El Atleti firma la paz en Turín
Unos equipos nacen grandes y otros, se hacen. El dios del fútbol creó a la Juventus con virtud porque alguien tenía que marcar la pauta de este deporte en Italia. El Atlético, en cambio, es de los segundos: tuvo que abrazar el cholismo para conocer la gloria. Sin embargo, los turineses, acabaron suplicando clemencia a los colchoneros, que marcaron el ritmo del partido en todo momento. Accedieron a perdonarles la vida; el empate a cero satisfacía a los dos.
El partido era una gran final. Para el Atleti, porque se jugaba ser primero de grupo y evitar, a priori, a los cocos en la siguiente ronda. Para la Juve, porque se jugaba la vida. El mejor equipo de Italia, clarísimo dominador del Calcio en los últimos años, no podía permitirse un descalabro como el de la temporada pasada: primero se quedó fuera a las primeras de cambio, y luego vio por la tele cómo el Sevilla se proclamaba campeón en su propio estadio.
Por eso que era una final, sorprendió que Simeone se la jugara con la carta de Mario Suárez en el medio. En el banquillo había dos jugadores que han jugado más minutos que él esta temporada, como Tiago y Saúl; en el campo, un futbolista falto de cariño y sobrado de rabia para demostrarle a su técnico que se equivoca. Tendrá que, al menos, volver a planteárselo el Cholo, porque Mario respondió muy bien. Fue el tapón para el efervescente talento de Pirlo, el único que se atrevió a proponer algo distinto a la brega en clave bianconera.
El partido pudo acabar de manera bien distinta si el Atleti hubiera concretado sus opciones. En los primeros compases, Koke se plantó en el área y entre Buffon y el palo se vieron apurados para sacar la pelota. Más tarde volvería a resonar la madera en el Juventus Stadium. A Gabi se le ocurrió la diablura de lanzar un córner directo a portería y estuvo a un tris de marcar el gol de la jornada. El vivo ejemplo de que este Atleti, con un banderín cerca, se atreve a todo.
También tuvo que apretar los dientes el Atlético durante la batalla de Turín. Sobre todo, cuando a la Juventus le comió el remordimiento de jugar al fútbol. Pogba quiso poner el grupo patas arriba, pero su potente disparo se topó con la esbelta figura de Moyà. El portero del Atleti, sin hacer ruido, está completando una temporada fantástica. En la Champions en especial: ha jugado cinco partidos –la derrota de El Pireo la jugó Oblak– y no ha encajado ningún gol. Es el único guardameta que puede presumir de imbatibilidad. Fue, junto a un imperial Godín y un correcto Giménez, el candado que permitió a los colchoneros amarrar la cabeza del grupo.

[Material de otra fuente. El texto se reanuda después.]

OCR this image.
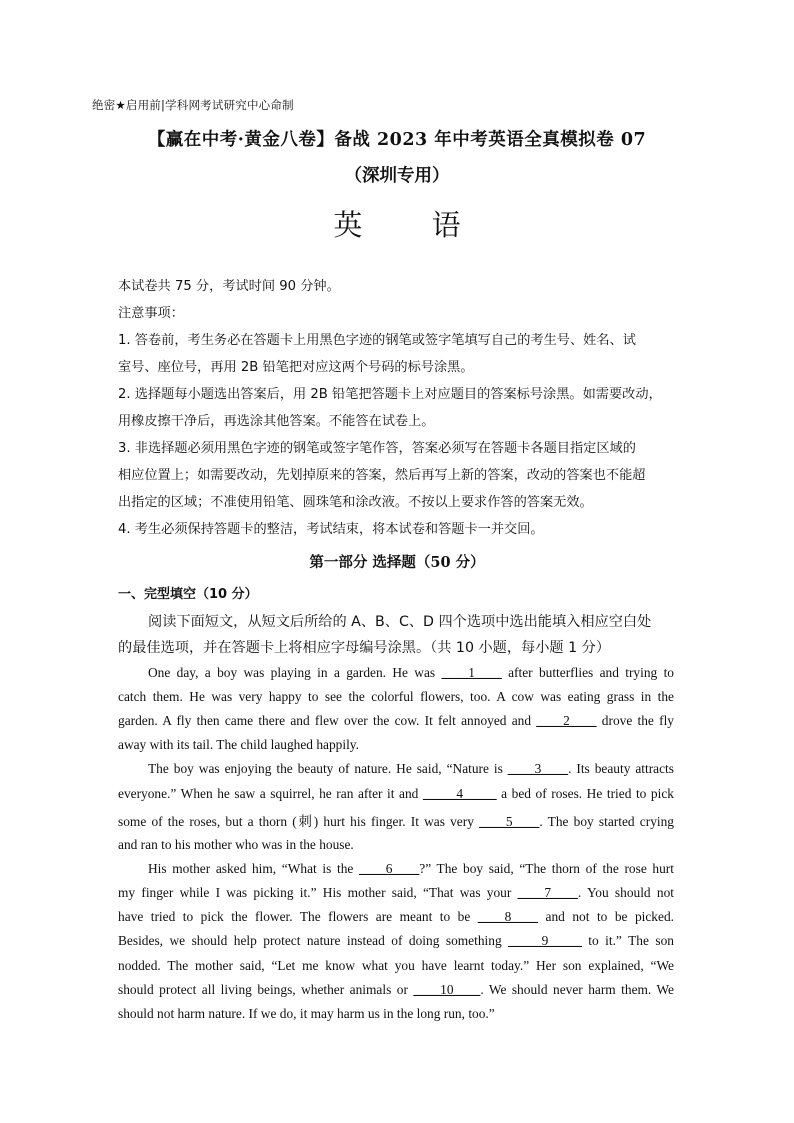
绝密★启用前|学科网考试研究中心命制
【赢在中考·黄金八卷】备战 2023 年中考英语全真模拟卷 07
（深圳专用）
英 语
本试卷共 75 分，考试时间 90 分钟。
注意事项：
1. 答卷前，考生务必在答题卡上用黑色字迹的钢笔或签字笔填写自己的考生号、姓名、试
室号、座位号，再用 2B 铅笔把对应这两个号码的标号涂黑。
2. 选择题每小题选出答案后，用 2B 铅笔把答题卡上对应题目的答案标号涂黑。如需要改动，
用橡皮擦干净后，再选涂其他答案。不能答在试卷上。
3. 非选择题必须用黑色字迹的钢笔或签字笔作答，答案必须写在答题卡各题目指定区域的
相应位置上；如需要改动，先划掉原来的答案，然后再写上新的答案，改动的答案也不能超
出指定的区域；不准使用铅笔、圆珠笔和涂改液。不按以上要求作答的答案无效。
4. 考生必须保持答题卡的整洁，考试结束，将本试卷和答题卡一并交回。
第一部分 选择题（50 分）
一、完型填空（10 分）
阅读下面短文，从短文后所给的 A、B、C、D 四个选项中选出能填入相应空白处
的最佳选项，并在答题卡上将相应字母编号涂黑。（共 10 小题，每小题 1 分）
One day, a boy was playing in a garden. He was ____1____ after butterflies and trying to
catch them. He was very happy to see the colorful flowers, too. A cow was eating grass in the
garden. A fly then came there and flew over the cow. It felt annoyed and ____2____ drove the fly
away with its tail. The child laughed happily.
The boy was enjoying the beauty of nature. He said, “Nature is ____3____. Its beauty attracts
everyone.” When he saw a squirrel, he ran after it and _____4_____ a bed of roses. He tried to pick
some of the roses, but a thorn (刺) hurt his finger. It was very ____5____. The boy started crying
and ran to his mother who was in the house.
His mother asked him, “What is the ____6____?” The boy said, “The thorn of the rose hurt
my finger while I was picking it.” His mother said, “That was your ____7____. You should not
have tried to pick the flower. The flowers are meant to be ____8____ and not to be picked.
Besides, we should help protect nature instead of doing something _____9_____ to it.” The son
nodded. The mother said, “Let me know what you have learnt today.” Her son explained, “We
should protect all living beings, whether animals or ____10____. We should never harm them. We
should not harm nature. If we do, it may harm us in the long run, too.”
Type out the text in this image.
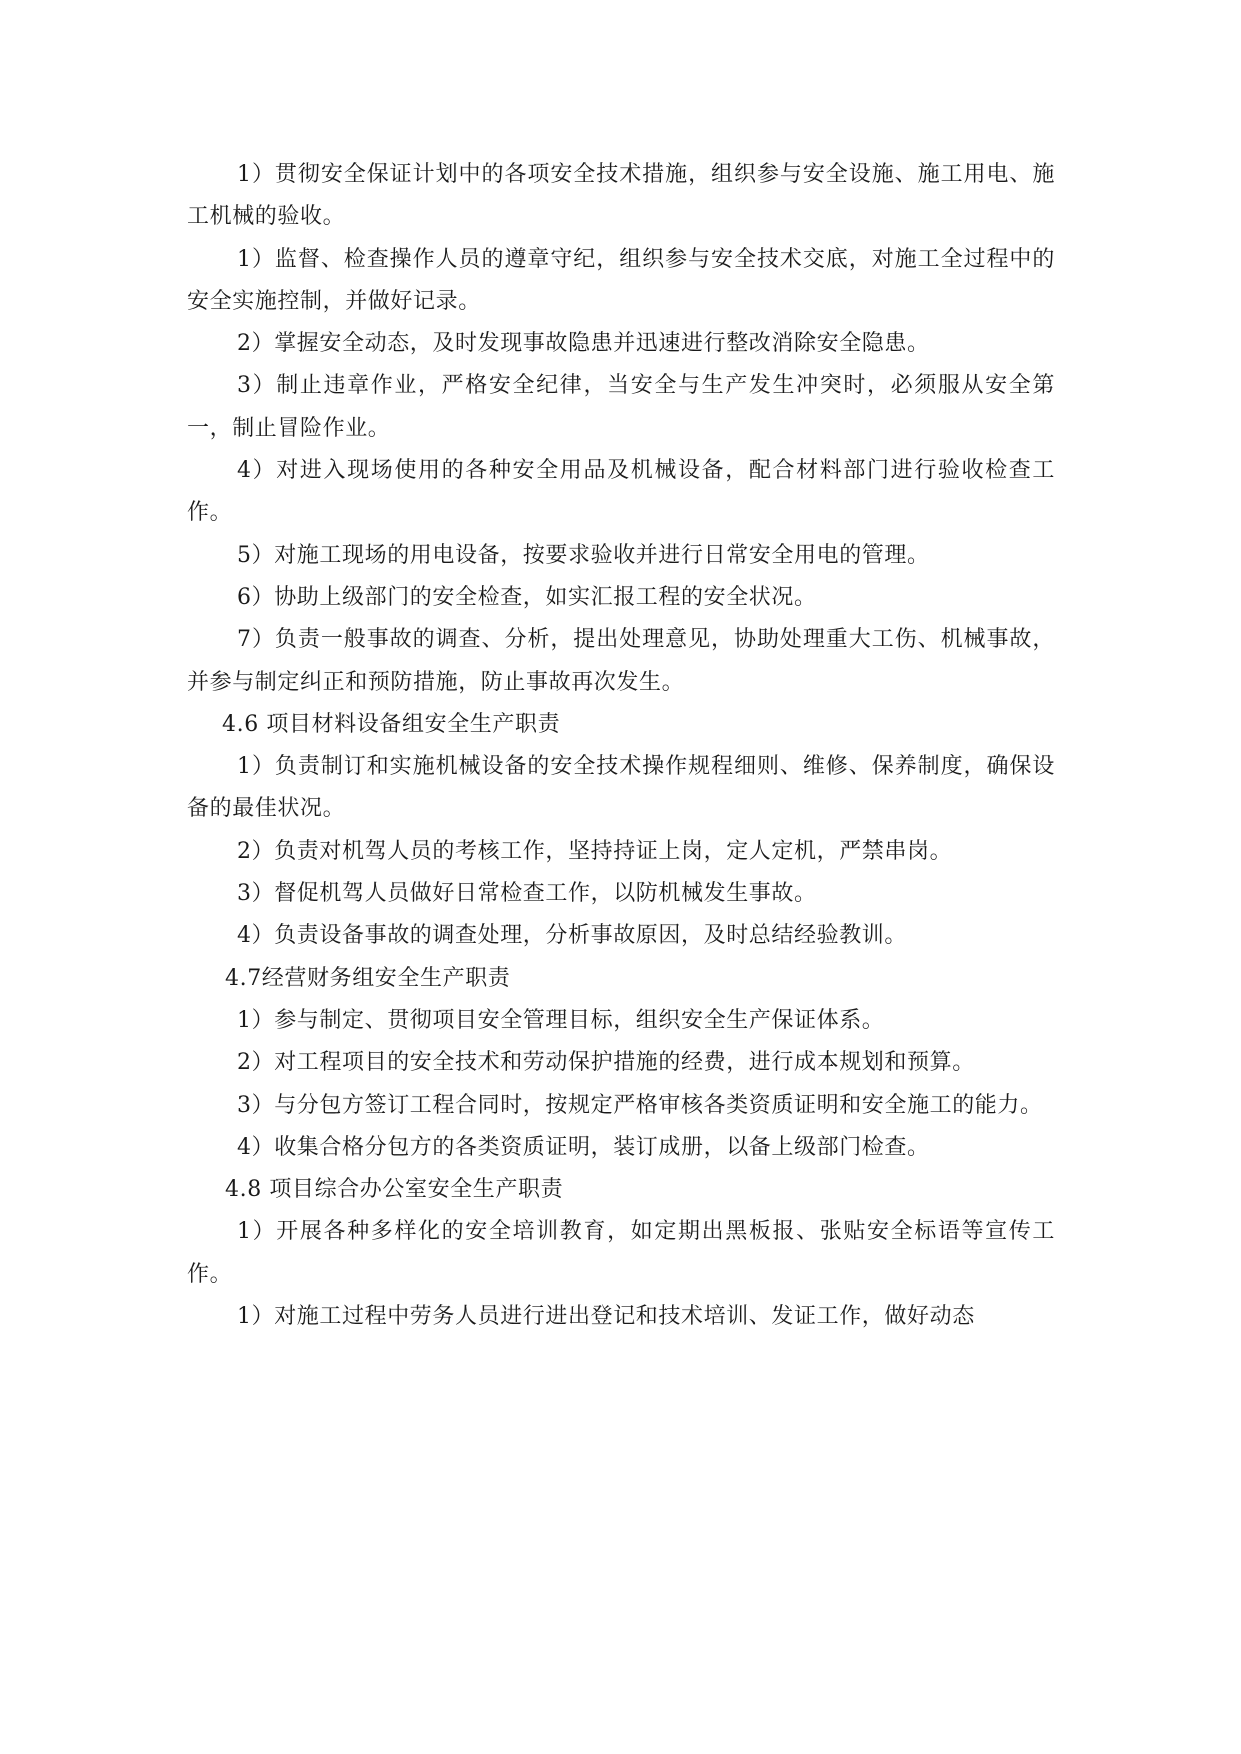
1）贯彻安全保证计划中的各项安全技术措施，组织参与安全设施、施工用电、施工机械的验收。

1）监督、检查操作人员的遵章守纪，组织参与安全技术交底，对施工全过程中的安全实施控制，并做好记录。

2）掌握安全动态，及时发现事故隐患并迅速进行整改消除安全隐患。

3）制止违章作业，严格安全纪律，当安全与生产发生冲突时，必须服从安全第一，制止冒险作业。

4）对进入现场使用的各种安全用品及机械设备，配合材料部门进行验收检查工作。

5）对施工现场的用电设备，按要求验收并进行日常安全用电的管理。

6）协助上级部门的安全检查，如实汇报工程的安全状况。

7）负责一般事故的调查、分析，提出处理意见，协助处理重大工伤、机械事故，并参与制定纠正和预防措施，防止事故再次发生。

4.6 项目材料设备组安全生产职责

1）负责制订和实施机械设备的安全技术操作规程细则、维修、保养制度，确保设备的最佳状况。

2）负责对机驾人员的考核工作，坚持持证上岗，定人定机，严禁串岗。

3）督促机驾人员做好日常检查工作，以防机械发生事故。

4）负责设备事故的调查处理，分析事故原因，及时总结经验教训。

4.7经营财务组安全生产职责

1）参与制定、贯彻项目安全管理目标，组织安全生产保证体系。

2）对工程项目的安全技术和劳动保护措施的经费，进行成本规划和预算。

3）与分包方签订工程合同时，按规定严格审核各类资质证明和安全施工的能力。

4）收集合格分包方的各类资质证明，装订成册，以备上级部门检查。

4.8 项目综合办公室安全生产职责

1）开展各种多样化的安全培训教育，如定期出黑板报、张贴安全标语等宣传工作。

1）对施工过程中劳务人员进行进出登记和技术培训、发证工作，做好动态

El partido acabó con una imagen pésima porque a la Juve le entró el pánico: lo abrazaron los fantasmas. Y eso que el Atlético, hacia el final, ya se conformaba con el empate. Pero el Olympiacos ganaba al Malmöe, y una mala broma colchonera los podía eliminar. Así que, sin pudor alguno, se dedicaron a mover el balón en su campo con parsimonia, deseando que el árbitro pitase el final mientras el que pitaba, era su público. Y el Atleti, inofensivo, esperaba en la línea central. El resultado era muy bueno para los dos. Fue el Tratado de Turín.
Pero la imagen, aunque cargada de un exagerado patetismo, dejó a la vista una gran verdad. Mientras la Juventus suplicaba clemencia a los colchoneros, confirmaba las sospechas. El escudo del Atleti, a día de hoy, pesa más que el de la Juve en Europa. Y ya espera rival en los octavos de final.